Me cansé de los cruces de miradas que parecen destinados a
volver a cruzarse, pero luego no lo hacen. De esas historias suicidas que
tienes que enterrar en litros de tequila después de un tiempo para olvidarlas.
De canciones en la radio que te recuerdan a la misma persona que no se
acordaría de ti al escucharla. De letras vacías. De casarme con la duda y
divorciarme al instante siguiente.
Buscaba algo diferente y me cruzaba con todo lo que
resultaba ser igual. Por eso decidí hacer reforma, y desde entonces ando con el
corazón en obras.
Acabas huyendo de lo que te hace ilusión por miedo a
desilusionarte. Suena triste, pero lo más triste es que es cierto.

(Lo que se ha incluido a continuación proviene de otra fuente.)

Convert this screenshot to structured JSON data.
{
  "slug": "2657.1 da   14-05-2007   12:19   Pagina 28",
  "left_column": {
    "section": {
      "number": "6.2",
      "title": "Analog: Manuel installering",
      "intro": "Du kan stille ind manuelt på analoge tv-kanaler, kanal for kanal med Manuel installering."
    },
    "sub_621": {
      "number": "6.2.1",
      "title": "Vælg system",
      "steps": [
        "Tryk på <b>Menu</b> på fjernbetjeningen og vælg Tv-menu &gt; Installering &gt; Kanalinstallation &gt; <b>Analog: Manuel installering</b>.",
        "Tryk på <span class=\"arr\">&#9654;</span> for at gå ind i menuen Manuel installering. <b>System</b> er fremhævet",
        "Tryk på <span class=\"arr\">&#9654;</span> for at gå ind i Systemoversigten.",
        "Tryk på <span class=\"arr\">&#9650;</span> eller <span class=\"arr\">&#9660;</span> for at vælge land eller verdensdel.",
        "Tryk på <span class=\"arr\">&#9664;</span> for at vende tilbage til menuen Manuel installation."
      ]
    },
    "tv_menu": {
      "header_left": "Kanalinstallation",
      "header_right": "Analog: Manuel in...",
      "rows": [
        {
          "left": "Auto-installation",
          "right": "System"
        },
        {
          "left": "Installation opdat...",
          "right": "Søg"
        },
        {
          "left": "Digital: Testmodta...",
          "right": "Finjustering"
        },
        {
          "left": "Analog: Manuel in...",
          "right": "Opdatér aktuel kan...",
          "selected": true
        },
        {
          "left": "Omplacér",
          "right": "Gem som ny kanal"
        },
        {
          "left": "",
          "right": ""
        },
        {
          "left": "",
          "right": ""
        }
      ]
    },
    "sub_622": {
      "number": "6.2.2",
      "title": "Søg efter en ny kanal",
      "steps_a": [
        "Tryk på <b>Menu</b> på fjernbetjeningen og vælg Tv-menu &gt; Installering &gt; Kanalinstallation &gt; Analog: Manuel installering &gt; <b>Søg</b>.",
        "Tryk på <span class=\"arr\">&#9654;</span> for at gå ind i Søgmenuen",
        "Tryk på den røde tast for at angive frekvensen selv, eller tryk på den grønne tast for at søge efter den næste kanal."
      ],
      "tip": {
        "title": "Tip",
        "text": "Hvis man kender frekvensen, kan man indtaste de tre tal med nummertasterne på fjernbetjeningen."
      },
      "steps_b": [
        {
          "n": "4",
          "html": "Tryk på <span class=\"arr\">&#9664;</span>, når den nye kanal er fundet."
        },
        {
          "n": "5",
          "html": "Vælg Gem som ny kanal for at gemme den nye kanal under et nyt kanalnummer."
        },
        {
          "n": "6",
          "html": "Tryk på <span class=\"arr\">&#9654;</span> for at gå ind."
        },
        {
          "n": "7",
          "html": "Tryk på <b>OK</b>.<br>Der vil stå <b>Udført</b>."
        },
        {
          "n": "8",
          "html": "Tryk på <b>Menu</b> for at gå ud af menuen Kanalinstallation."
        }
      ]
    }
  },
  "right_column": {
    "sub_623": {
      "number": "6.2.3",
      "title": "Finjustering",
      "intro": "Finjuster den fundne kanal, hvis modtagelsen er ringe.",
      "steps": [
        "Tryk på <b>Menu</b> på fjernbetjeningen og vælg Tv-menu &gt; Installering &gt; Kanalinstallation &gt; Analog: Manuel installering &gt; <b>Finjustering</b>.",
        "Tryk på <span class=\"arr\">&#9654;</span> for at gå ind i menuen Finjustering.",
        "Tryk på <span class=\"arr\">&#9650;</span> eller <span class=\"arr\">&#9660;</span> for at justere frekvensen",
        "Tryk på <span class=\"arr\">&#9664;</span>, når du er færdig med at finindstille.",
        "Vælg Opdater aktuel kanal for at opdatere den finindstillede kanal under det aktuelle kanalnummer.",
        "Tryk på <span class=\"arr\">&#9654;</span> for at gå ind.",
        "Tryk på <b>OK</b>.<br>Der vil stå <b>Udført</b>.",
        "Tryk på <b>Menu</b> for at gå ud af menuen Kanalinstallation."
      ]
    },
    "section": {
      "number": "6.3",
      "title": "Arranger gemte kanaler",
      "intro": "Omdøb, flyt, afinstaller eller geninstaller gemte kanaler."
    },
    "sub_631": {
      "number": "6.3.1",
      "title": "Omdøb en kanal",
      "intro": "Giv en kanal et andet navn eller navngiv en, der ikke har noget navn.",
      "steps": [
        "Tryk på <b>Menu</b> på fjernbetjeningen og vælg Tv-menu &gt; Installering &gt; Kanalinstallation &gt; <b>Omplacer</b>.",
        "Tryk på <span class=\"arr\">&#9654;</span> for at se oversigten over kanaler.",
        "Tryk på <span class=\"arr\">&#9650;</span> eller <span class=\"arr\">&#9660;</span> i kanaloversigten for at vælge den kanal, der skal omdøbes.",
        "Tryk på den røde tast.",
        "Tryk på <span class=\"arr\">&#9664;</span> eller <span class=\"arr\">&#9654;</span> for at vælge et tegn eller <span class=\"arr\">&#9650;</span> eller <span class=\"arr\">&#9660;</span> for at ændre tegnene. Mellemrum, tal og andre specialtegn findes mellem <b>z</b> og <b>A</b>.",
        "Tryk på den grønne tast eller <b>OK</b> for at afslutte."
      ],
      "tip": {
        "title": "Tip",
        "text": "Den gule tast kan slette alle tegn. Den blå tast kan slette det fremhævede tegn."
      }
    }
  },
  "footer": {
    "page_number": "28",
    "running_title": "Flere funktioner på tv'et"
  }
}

Es cierto que cerramos puertas porque antes nos las cerraron
a nosotros. Que hacemos daño porque antes nos lo hicieron a nosotros. Es como
un mecanismo de defensa que se activa en cuanto sentimos que la historia puede
repetirse, y podemos volver a acabar perdiendo. Aunque solemos pagar nuestras
cuentas con quien menos culpa tiene, y así nos va.
Por ello lo de que
todos somos un poco masocas, y nos encanta tropezar con la misma piedra ya no
una, ni dos, ni tres, sino un número ilimitado de veces. Por ello los sí pero
no, los te quiero pero mejor nos damos tiempo, las despedidas que prometen
reencontrarse, los reencuentros que ya suenan a una nueva despedida, las
"oportunidades" a
regañadientes, y siempre entre comillas, porque eso no son oportunidades.
Al final acabaremos pensando que hasta el silencio nos
miente, convenciéndonos de que arriesgarse es exponernos demasiado, y dejaremos
de creer en los cruces de miradas. En las historias suicidas. En las canciones
de radio. En sus letras. En la duda eterna, que no conoce divorcio y que se
pregunta si realmente esconderse es la solución para no acabar preguntándote
por qué volviste a tropezar.
Aunque quizás, tropezar sea la única forma de encontrarte. O
de encontrarla. O de que te encuentres al encontrarla a ella.